Umesh Kumar Ray said the various government schemes which are being advertised by the Nitish government have had only a limited impact. Corruption and bureaucratic insouciance have impeded their implementation, he said.
He cited the instance of the Garib Kalyan Yojana, announced by the Prime Minister to provide relief to the poor during the lockdown, being a total disaster in one of the villages of Khagaria. He said there were no beneficiaries even in that village almost seven months into the lockdown.
He also spoke about the problem of delay in payments for work under MNREGA in villages and explained how the programme remains a non-starter this year.
Ajoy Ashirwad spoke about the political trends in the state. He said that traditional caste-based political dynamics are likely to change as class issues are fuelling a strong anti-incumbency sentiment against the chief minister.
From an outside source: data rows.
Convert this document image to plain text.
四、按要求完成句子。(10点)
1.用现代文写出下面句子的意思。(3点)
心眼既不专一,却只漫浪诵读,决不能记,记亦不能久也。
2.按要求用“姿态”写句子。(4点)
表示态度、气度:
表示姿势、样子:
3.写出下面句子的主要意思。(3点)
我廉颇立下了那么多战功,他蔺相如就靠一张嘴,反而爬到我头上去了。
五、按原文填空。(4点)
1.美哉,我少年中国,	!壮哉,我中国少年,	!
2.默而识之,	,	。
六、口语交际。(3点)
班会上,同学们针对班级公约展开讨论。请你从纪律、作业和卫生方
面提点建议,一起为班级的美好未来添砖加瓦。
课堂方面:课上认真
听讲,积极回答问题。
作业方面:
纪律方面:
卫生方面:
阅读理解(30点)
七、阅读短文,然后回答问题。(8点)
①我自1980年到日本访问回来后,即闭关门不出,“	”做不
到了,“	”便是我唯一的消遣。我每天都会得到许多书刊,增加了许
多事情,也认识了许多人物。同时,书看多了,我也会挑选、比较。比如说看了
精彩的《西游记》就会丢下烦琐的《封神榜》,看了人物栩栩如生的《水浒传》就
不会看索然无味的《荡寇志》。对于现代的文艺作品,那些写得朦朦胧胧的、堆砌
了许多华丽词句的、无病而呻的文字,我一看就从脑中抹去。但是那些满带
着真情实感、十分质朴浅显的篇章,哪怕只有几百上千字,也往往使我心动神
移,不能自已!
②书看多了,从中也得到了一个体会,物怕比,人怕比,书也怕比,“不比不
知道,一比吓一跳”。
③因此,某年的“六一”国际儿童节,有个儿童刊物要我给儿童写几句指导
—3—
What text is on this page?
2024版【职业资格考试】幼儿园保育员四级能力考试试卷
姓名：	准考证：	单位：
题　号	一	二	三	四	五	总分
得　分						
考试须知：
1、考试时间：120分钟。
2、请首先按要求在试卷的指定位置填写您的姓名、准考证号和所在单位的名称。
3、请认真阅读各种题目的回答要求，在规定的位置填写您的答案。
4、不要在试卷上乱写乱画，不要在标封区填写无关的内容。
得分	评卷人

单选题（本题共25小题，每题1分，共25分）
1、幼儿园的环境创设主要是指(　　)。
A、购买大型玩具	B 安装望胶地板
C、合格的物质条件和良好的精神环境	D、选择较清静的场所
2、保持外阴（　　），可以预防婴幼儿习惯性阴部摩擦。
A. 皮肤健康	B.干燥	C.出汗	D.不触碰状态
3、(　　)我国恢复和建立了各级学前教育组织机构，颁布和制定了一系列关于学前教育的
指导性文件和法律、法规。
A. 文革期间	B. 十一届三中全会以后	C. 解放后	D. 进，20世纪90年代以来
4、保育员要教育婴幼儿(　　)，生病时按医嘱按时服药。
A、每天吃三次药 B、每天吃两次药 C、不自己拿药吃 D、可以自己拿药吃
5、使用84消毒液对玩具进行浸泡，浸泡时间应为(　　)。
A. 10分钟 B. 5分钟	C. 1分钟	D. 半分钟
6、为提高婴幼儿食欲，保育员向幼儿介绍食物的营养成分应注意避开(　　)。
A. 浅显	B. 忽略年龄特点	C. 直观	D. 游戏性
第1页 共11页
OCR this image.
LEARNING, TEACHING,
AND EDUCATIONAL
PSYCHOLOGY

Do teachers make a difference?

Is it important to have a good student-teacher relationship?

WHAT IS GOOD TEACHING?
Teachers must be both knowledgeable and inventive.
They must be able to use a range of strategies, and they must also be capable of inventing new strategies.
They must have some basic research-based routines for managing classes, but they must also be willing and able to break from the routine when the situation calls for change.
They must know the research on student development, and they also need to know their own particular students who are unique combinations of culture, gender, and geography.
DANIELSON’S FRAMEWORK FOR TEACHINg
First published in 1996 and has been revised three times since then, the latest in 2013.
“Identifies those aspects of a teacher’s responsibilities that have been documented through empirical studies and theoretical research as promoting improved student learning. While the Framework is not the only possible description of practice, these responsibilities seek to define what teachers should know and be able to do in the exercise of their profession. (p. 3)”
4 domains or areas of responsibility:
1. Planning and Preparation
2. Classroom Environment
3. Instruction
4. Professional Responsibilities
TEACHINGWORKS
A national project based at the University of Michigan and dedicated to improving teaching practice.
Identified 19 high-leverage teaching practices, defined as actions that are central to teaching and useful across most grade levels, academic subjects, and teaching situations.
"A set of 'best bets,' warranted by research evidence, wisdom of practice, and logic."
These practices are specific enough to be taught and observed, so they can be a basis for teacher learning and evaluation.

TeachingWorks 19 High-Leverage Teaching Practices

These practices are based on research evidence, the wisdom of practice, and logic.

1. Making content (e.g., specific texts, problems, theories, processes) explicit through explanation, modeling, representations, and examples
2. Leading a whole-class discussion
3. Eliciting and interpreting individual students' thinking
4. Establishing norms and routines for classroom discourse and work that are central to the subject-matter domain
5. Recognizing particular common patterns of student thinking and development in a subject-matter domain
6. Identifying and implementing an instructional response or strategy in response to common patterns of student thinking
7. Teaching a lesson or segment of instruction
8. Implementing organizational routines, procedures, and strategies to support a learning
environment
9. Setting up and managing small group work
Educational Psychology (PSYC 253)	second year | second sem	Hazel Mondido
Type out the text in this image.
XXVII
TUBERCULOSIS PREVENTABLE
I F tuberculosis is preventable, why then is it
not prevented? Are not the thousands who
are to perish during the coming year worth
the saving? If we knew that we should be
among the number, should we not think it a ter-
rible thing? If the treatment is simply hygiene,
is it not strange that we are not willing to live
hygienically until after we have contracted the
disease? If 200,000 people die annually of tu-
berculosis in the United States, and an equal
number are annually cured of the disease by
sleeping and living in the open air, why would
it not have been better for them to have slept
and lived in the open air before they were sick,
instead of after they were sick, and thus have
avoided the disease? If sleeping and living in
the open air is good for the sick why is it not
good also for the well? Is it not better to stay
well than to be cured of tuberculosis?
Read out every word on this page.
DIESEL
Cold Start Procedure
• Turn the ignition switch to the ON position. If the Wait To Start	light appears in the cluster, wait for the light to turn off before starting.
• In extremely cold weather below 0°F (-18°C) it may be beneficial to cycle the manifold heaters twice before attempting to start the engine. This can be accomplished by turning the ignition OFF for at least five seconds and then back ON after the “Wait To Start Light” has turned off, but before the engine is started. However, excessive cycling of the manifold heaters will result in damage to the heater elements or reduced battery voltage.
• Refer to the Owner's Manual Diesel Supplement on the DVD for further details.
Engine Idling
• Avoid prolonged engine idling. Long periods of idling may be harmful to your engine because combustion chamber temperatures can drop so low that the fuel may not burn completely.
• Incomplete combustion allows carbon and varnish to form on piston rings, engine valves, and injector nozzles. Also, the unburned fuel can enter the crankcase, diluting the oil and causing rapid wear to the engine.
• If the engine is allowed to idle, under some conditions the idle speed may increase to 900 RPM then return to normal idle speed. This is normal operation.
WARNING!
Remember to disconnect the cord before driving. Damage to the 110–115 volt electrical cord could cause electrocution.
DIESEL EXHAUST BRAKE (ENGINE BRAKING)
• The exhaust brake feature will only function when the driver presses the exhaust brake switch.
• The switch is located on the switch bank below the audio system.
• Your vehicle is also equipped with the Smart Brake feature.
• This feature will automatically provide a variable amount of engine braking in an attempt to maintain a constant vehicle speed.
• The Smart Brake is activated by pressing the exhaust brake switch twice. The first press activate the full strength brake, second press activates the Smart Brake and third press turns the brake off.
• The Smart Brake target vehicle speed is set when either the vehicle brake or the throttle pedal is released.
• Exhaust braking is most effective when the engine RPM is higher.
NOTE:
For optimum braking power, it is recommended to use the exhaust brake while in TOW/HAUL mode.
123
He said the opposition alliance has been successful in making unemployment (which is at a whopping 46% in Bihar) and poor quality education facilities the biggest polls issues.
He also explained that different political narratives in the state are influenced by caste prejudices. While upper caste groups say that if the RJD comes to power, it would usher in a “jungle raj”, but this assertion has no takers among the backward communities, which respect Lalu Prasad Yadav’s politics of social justice. Although many among them have been voting for the BJP-led NDA, Lalu is not a hated figure among them, as is very much the case among formerly feudal upper castes.
He said while the NDA has relied mostly on RJD-bashing, the opposition has expanded its range of issues. The RJD has taken a leap from focussing solely on social justice to its slogan of ‘economic justice for all’. At the same time, the Left parties have expanded their politics of land struggle to contemporary issues like education, employment and social security for the poor.